Friday, July 01, 2005

Events, News, Local Media

Tyler drops me an email, saying "Caputa has been drinking from our coffee pot."

As an aside, Tyler will be starting his own blog soon. I am fearful that many posts will be of the approximate form, "Ethan and I had this great conversation, he went off to blog about it, and now my task list is two days longer."

This is a fantastically good post by Peter. In addition to the best graphical design and the best blog figurehead in the (granted, small) dudes-starting-an-events-company space, his thinking is really first-rate. And yes, we'd like to help build "that" -- and a heck of a lot more besides!

So let me address a few points:

"We're not talking micro-formats. We're not talking who can get the biggest pile of events. We're talking about leveraging events to build community."

Absolutely agree. As much as I admire Dave and the Technorati crew, they at present seem to have a "one big pile" theory of the Web that is decidedly un-community. In a previous post I suggested that while their Live8 page implies that they may be getting media (and their recent hiring of the exceedingly bright Peter Hirshberg is another big clue) but I am still not sure that they get local media in the slightest. Local media is not one big pile -- it is a lot of little piles, right down to the happy little sandboxes of communities and individual people. Microformats are designed to enable the "one big pile" method of media, and Google News shows how well that works. Not.

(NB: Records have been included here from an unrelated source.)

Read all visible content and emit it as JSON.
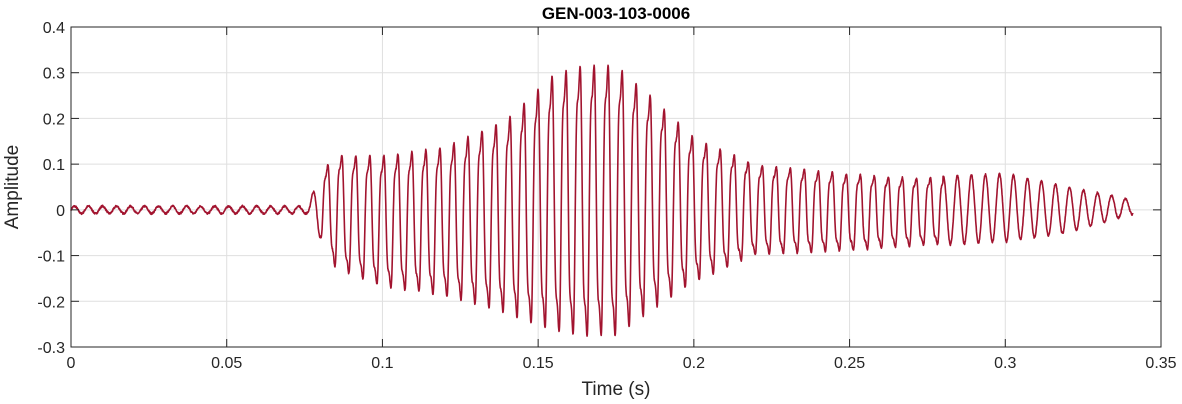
{
  "chart_data": {
    "type": "line",
    "title": "GEN-003-103-0006",
    "xlabel": "Time (s)",
    "ylabel": "Amplitude",
    "xlim": [
      0,
      0.35
    ],
    "ylim": [
      -0.3,
      0.4
    ],
    "x_ticks": [
      0,
      0.05,
      0.1,
      0.15,
      0.2,
      0.25,
      0.3,
      0.35
    ],
    "x_tick_labels": [
      "0",
      "0.05",
      "0.1",
      "0.15",
      "0.2",
      "0.25",
      "0.3",
      "0.35"
    ],
    "y_ticks": [
      -0.3,
      -0.2,
      -0.1,
      0,
      0.1,
      0.2,
      0.3,
      0.4
    ],
    "y_tick_labels": [
      "-0.3",
      "-0.2",
      "-0.1",
      "0",
      "0.1",
      "0.2",
      "0.3",
      "0.4"
    ],
    "grid": true,
    "line_color": "#A2142F",
    "series": [
      {
        "x_start": 0,
        "x_end": 0.341,
        "envelope": {
          "t": [
            0,
            0.076,
            0.08,
            0.085,
            0.1,
            0.12,
            0.14,
            0.155,
            0.165,
            0.175,
            0.185,
            0.2,
            0.22,
            0.25,
            0.27,
            0.3,
            0.32,
            0.335,
            0.341
          ],
          "upper": [
            0.008,
            0.008,
            0.08,
            0.12,
            0.12,
            0.14,
            0.2,
            0.3,
            0.32,
            0.32,
            0.26,
            0.16,
            0.1,
            0.08,
            0.07,
            0.08,
            0.05,
            0.03,
            0.02
          ],
          "lower": [
            -0.008,
            -0.008,
            -0.06,
            -0.13,
            -0.17,
            -0.19,
            -0.23,
            -0.27,
            -0.28,
            -0.28,
            -0.23,
            -0.16,
            -0.1,
            -0.09,
            -0.08,
            -0.07,
            -0.05,
            -0.02,
            -0.01
          ]
        },
        "oscillation_period_s": 0.0045
      }
    ]
  }
}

However, *someone* (or someones) needs to put together a big pile of events, because that is the grist for the mill that will make this new media go. There are only three (OK, 3 1/2) ways this can be done:

1) People enter the events themselves. As a .5 addendum, individual users like clubs, museums, and the marketing secretary of the San Francisco Symphony enter the events themselves. The shopping sites (Shopzilla, Pricegrabber) have evolved their models to high levels of participation by their data sources/merchants.

2) Some reportorial/editorial/data staff at some "publication" in this new world enters the events themselves.

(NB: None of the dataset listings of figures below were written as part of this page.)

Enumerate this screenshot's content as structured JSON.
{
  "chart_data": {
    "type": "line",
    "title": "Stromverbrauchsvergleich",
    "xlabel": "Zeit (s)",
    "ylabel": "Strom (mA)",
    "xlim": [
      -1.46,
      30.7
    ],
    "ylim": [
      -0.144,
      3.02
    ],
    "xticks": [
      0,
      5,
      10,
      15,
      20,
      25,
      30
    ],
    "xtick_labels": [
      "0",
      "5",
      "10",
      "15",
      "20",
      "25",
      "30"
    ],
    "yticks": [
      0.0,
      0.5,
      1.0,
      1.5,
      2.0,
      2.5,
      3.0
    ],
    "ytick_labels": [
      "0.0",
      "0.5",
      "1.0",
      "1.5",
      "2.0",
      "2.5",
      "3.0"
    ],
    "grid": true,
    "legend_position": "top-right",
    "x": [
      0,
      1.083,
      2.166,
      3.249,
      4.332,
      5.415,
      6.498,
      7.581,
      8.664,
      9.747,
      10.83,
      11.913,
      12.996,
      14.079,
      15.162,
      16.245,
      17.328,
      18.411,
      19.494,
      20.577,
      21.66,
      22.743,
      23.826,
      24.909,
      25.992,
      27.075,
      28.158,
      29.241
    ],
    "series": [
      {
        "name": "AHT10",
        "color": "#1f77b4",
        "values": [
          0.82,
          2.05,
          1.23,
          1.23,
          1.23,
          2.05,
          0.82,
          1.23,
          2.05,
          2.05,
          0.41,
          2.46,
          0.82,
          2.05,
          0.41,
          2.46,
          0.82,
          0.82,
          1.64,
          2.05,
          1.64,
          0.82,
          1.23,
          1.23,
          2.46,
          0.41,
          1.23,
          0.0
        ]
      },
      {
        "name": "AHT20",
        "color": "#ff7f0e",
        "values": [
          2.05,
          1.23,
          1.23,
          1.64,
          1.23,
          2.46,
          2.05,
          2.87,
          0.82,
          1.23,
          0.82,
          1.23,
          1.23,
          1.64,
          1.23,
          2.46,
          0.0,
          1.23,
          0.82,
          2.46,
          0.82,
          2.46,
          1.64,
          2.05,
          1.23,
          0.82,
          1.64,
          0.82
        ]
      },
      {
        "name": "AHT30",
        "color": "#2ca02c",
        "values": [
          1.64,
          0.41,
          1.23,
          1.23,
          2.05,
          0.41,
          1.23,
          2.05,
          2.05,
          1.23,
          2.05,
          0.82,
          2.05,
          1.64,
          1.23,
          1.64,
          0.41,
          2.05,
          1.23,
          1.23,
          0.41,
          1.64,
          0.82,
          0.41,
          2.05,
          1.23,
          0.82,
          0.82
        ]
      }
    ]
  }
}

3) Some magically delicious techno-spider crawls the web and devours reams of prose, spitting out all the gruel and swallowing the crunchy event bits, which are polished to DBMS perfection by its extraordinary digestive tract.

If we look at "old media" like, say, the Pink Pages in the SF Chronicle, (handily reproduced in data form at SFGate) they are getting their events through a combination of 1) and 2). Technorati, with its microformats push, hopes to get events purely through 3). I think that all of us in this space should, right now, face up to the fact that probably it will be some combination of all three.

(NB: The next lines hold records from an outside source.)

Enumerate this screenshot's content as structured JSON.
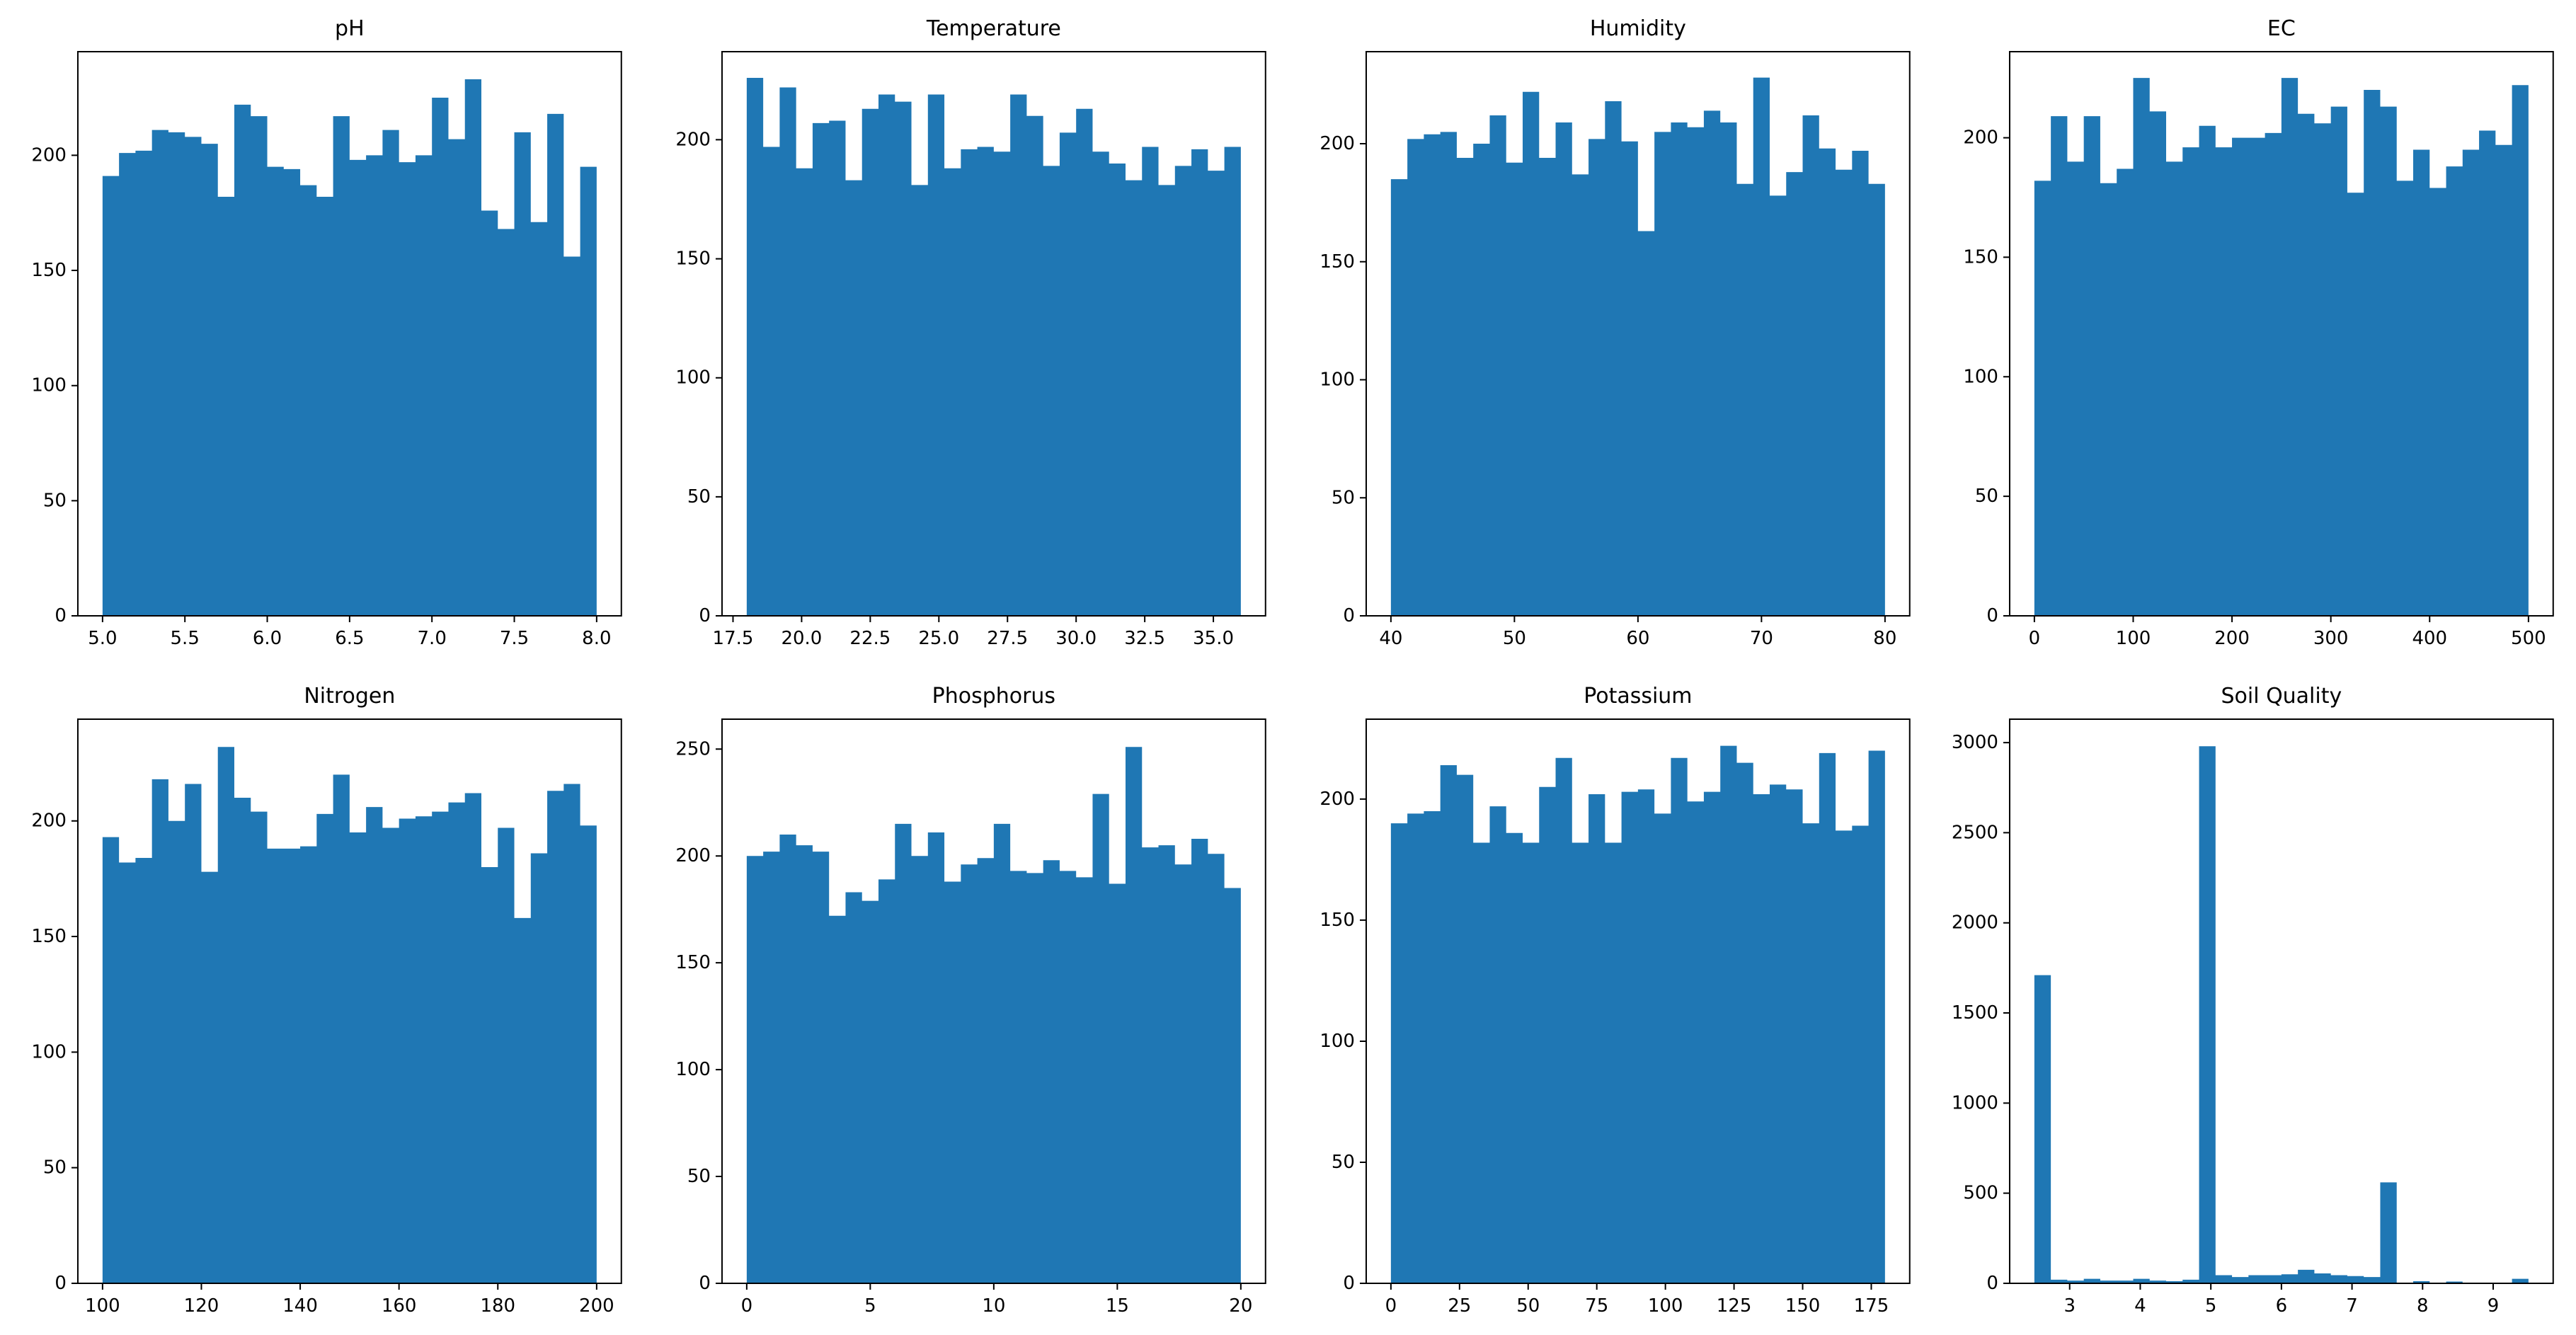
{
  "figure": {
    "background": "#ffffff",
    "bar_color": "#1f77b4",
    "axis_color": "#000000",
    "rows": 2,
    "cols": 4
  },
  "chart_data": [
    {
      "type": "bar",
      "title": "pH",
      "bins": 30,
      "bin_start": 5.0,
      "bin_width": 0.1,
      "counts": [
        191,
        201,
        202,
        211,
        210,
        208,
        205,
        182,
        222,
        217,
        195,
        194,
        187,
        182,
        217,
        198,
        200,
        211,
        197,
        200,
        225,
        207,
        233,
        176,
        168,
        210,
        171,
        218,
        156,
        195
      ],
      "xlim": [
        4.85,
        8.15
      ],
      "ylim": [
        0,
        245
      ],
      "x_tick_values": [
        5.0,
        5.5,
        6.0,
        6.5,
        7.0,
        7.5,
        8.0
      ],
      "x_tick_labels": [
        "5.0",
        "5.5",
        "6.0",
        "6.5",
        "7.0",
        "7.5",
        "8.0"
      ],
      "y_tick_values": [
        0,
        50,
        100,
        150,
        200
      ],
      "y_tick_labels": [
        "0",
        "50",
        "100",
        "150",
        "200"
      ],
      "grid": false,
      "legend": null
    },
    {
      "type": "bar",
      "title": "Temperature",
      "bins": 30,
      "bin_start": 18.0,
      "bin_width": 0.6,
      "counts": [
        226,
        197,
        222,
        188,
        207,
        208,
        183,
        213,
        219,
        216,
        181,
        219,
        188,
        196,
        197,
        195,
        219,
        210,
        189,
        203,
        213,
        195,
        190,
        183,
        197,
        181,
        189,
        196,
        187,
        197
      ],
      "xlim": [
        17.1,
        36.9
      ],
      "ylim": [
        0,
        237
      ],
      "x_tick_values": [
        17.5,
        20.0,
        22.5,
        25.0,
        27.5,
        30.0,
        32.5,
        35.0
      ],
      "x_tick_labels": [
        "17.5",
        "20.0",
        "22.5",
        "25.0",
        "27.5",
        "30.0",
        "32.5",
        "35.0"
      ],
      "y_tick_values": [
        0,
        50,
        100,
        150,
        200
      ],
      "y_tick_labels": [
        "0",
        "50",
        "100",
        "150",
        "200"
      ],
      "grid": false,
      "legend": null
    },
    {
      "type": "bar",
      "title": "Humidity",
      "bins": 30,
      "bin_start": 40.0,
      "bin_width": 1.3333333,
      "counts": [
        185,
        202,
        204,
        205,
        194,
        200,
        212,
        192,
        222,
        194,
        209,
        187,
        202,
        218,
        201,
        163,
        205,
        209,
        207,
        214,
        209,
        183,
        228,
        178,
        188,
        212,
        198,
        189,
        197,
        183
      ],
      "xlim": [
        38.0,
        82.0
      ],
      "ylim": [
        0,
        239
      ],
      "x_tick_values": [
        40,
        50,
        60,
        70,
        80
      ],
      "x_tick_labels": [
        "40",
        "50",
        "60",
        "70",
        "80"
      ],
      "y_tick_values": [
        0,
        50,
        100,
        150,
        200
      ],
      "y_tick_labels": [
        "0",
        "50",
        "100",
        "150",
        "200"
      ],
      "grid": false,
      "legend": null
    },
    {
      "type": "bar",
      "title": "EC",
      "bins": 30,
      "bin_start": 0.0,
      "bin_width": 16.6666667,
      "counts": [
        182,
        209,
        190,
        209,
        181,
        187,
        225,
        211,
        190,
        196,
        205,
        196,
        200,
        200,
        202,
        225,
        210,
        206,
        213,
        177,
        220,
        213,
        182,
        195,
        179,
        188,
        195,
        203,
        197,
        222
      ],
      "xlim": [
        -25,
        525
      ],
      "ylim": [
        0,
        236
      ],
      "x_tick_values": [
        0,
        100,
        200,
        300,
        400,
        500
      ],
      "x_tick_labels": [
        "0",
        "100",
        "200",
        "300",
        "400",
        "500"
      ],
      "y_tick_values": [
        0,
        50,
        100,
        150,
        200
      ],
      "y_tick_labels": [
        "0",
        "50",
        "100",
        "150",
        "200"
      ],
      "grid": false,
      "legend": null
    },
    {
      "type": "bar",
      "title": "Nitrogen",
      "bins": 30,
      "bin_start": 100.0,
      "bin_width": 3.3333333,
      "counts": [
        193,
        182,
        184,
        218,
        200,
        216,
        178,
        232,
        210,
        204,
        188,
        188,
        189,
        203,
        220,
        195,
        206,
        197,
        201,
        202,
        204,
        208,
        212,
        180,
        197,
        158,
        186,
        213,
        216,
        198
      ],
      "xlim": [
        95,
        205
      ],
      "ylim": [
        0,
        244
      ],
      "x_tick_values": [
        100,
        120,
        140,
        160,
        180,
        200
      ],
      "x_tick_labels": [
        "100",
        "120",
        "140",
        "160",
        "180",
        "200"
      ],
      "y_tick_values": [
        0,
        50,
        100,
        150,
        200
      ],
      "y_tick_labels": [
        "0",
        "50",
        "100",
        "150",
        "200"
      ],
      "grid": false,
      "legend": null
    },
    {
      "type": "bar",
      "title": "Phosphorus",
      "bins": 30,
      "bin_start": 0.0,
      "bin_width": 0.6666667,
      "counts": [
        200,
        202,
        210,
        205,
        202,
        172,
        183,
        179,
        189,
        215,
        200,
        211,
        188,
        196,
        199,
        215,
        193,
        192,
        198,
        193,
        190,
        229,
        187,
        251,
        204,
        205,
        196,
        208,
        201,
        185
      ],
      "xlim": [
        -1,
        21
      ],
      "ylim": [
        0,
        264
      ],
      "x_tick_values": [
        0,
        5,
        10,
        15,
        20
      ],
      "x_tick_labels": [
        "0",
        "5",
        "10",
        "15",
        "20"
      ],
      "y_tick_values": [
        0,
        50,
        100,
        150,
        200,
        250
      ],
      "y_tick_labels": [
        "0",
        "50",
        "100",
        "150",
        "200",
        "250"
      ],
      "grid": false,
      "legend": null
    },
    {
      "type": "bar",
      "title": "Potassium",
      "bins": 30,
      "bin_start": 0.0,
      "bin_width": 6.0,
      "counts": [
        190,
        194,
        195,
        214,
        210,
        182,
        197,
        186,
        182,
        205,
        217,
        182,
        202,
        182,
        203,
        204,
        194,
        217,
        199,
        203,
        222,
        215,
        202,
        206,
        204,
        190,
        219,
        187,
        189,
        220
      ],
      "xlim": [
        -9,
        189
      ],
      "ylim": [
        0,
        233
      ],
      "x_tick_values": [
        0,
        25,
        50,
        75,
        100,
        125,
        150,
        175
      ],
      "x_tick_labels": [
        "0",
        "25",
        "50",
        "75",
        "100",
        "125",
        "150",
        "175"
      ],
      "y_tick_values": [
        0,
        50,
        100,
        150,
        200
      ],
      "y_tick_labels": [
        "0",
        "50",
        "100",
        "150",
        "200"
      ],
      "grid": false,
      "legend": null
    },
    {
      "type": "bar",
      "title": "Soil Quality",
      "bins": 30,
      "bin_start": 2.5,
      "bin_width": 0.2333333,
      "counts": [
        1710,
        20,
        15,
        25,
        15,
        15,
        25,
        15,
        12,
        20,
        2980,
        45,
        35,
        45,
        45,
        50,
        75,
        55,
        45,
        40,
        35,
        560,
        3,
        12,
        3,
        10,
        3,
        3,
        3,
        25
      ],
      "xlim": [
        2.15,
        9.85
      ],
      "ylim": [
        0,
        3130
      ],
      "x_tick_values": [
        3,
        4,
        5,
        6,
        7,
        8,
        9
      ],
      "x_tick_labels": [
        "3",
        "4",
        "5",
        "6",
        "7",
        "8",
        "9"
      ],
      "y_tick_values": [
        0,
        500,
        1000,
        1500,
        2000,
        2500,
        3000
      ],
      "y_tick_labels": [
        "0",
        "500",
        "1000",
        "1500",
        "2000",
        "2500",
        "3000"
      ],
      "grid": false,
      "legend": null
    }
  ]
}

And I think that we should further promise that if we are ever sitting at some future panel at some future conference we should not, not, not, snipe back and forth about "editorial is better" or "techno-spiders rule" like the mind-numbing WiFi vs. CDMA panel I sat through at CES last February. It's a combination of these, OK? Pax.

Hey, look, I even have a slide on this -- and even better, it includes a long tail! No Rip van Winkel blogging here, nosiree.



"We can create a template for a Sunday football game and let 50 sports bar owners use it to organize Sunday night 2 dollar draft parties at their bar."

Yeah! Right on! Forget 50 -- how about 5000? Heck, there are reportedly 10,000 bars in Wisconsin alone. (I can't find the link 'cause I heard it on NPR). All those guys need is a template, and their local venue information... and some cardinal event representation of "the Super Bowl" to point to.

Now that "cardinal representation" is where things get dicey, but I'll have to leave that for another post. Because we have all learned from Google that there are several kinds of truth, namely statistical, absolute, network-social, and "Sergey said so." Is this the cardinal site for the Superbowl? Or is it someone else's potentially far better site? Is an autobiography the most authoritative source on a politician's life? Hmm. Again, 'nother post for more on that.

"Now think of all of the events that are happening. And then realize that events are ALWAYS happening. There are always events. New ones."

Peter, you are so on the money! But let's take this one teeny weensy step further. What are all these new things that are happening? Well, there are expected things (events) and there are unexpected things (which, I suppose, can also be called events, but only after they happen). When you take all the expected things that are gonna happen, and you take all the unexpected things that just happenened, and you talk about these things in some vaguely structured format supported by a revenue stream, what do you got?

NEWS.

Ye gods.

Again, previous post:
"The three legs of local media are 1) reporting 2) editorial and 3) advertising."

Reporting about what? Events (future) and unexpected things (recent past).
Editorializing about what? Events (future) and unexpected things (recent past).
Advertising? Oh yeah, billions of dollars of it.

Events are so where it's at.

Final point from Peter:

"Create a site for the Olympics and aggregate what everyone is saying around it, pictures people are taking, etc. Create the unofficial (or official) site for the event, and benefit from its buzz."

I'm guessing that Peter means "a virtual site like Technorati did for Live8." Because in the present web reality, creating a site is already an exercise in virtualization, currently phrased as "mashup." And in the emerging 2.0 future, we won't even be able to do that -- all our readers/writiers/participators/eyeballs/hands/heads/hearts/"fellow inhabitants of What's Next" are going to be RSSing and ATOMing and creating their own virtualization of us... which means that we'll have to do things ever so slightly differently.

More on that in a month or two. And tomorrow, I'll expand on Peter's final point about "revenue stream from site-building" and discuss my theory of MySpace as a music-blogging site a bit more. If Tyler doesn't hit me with the coffeepot.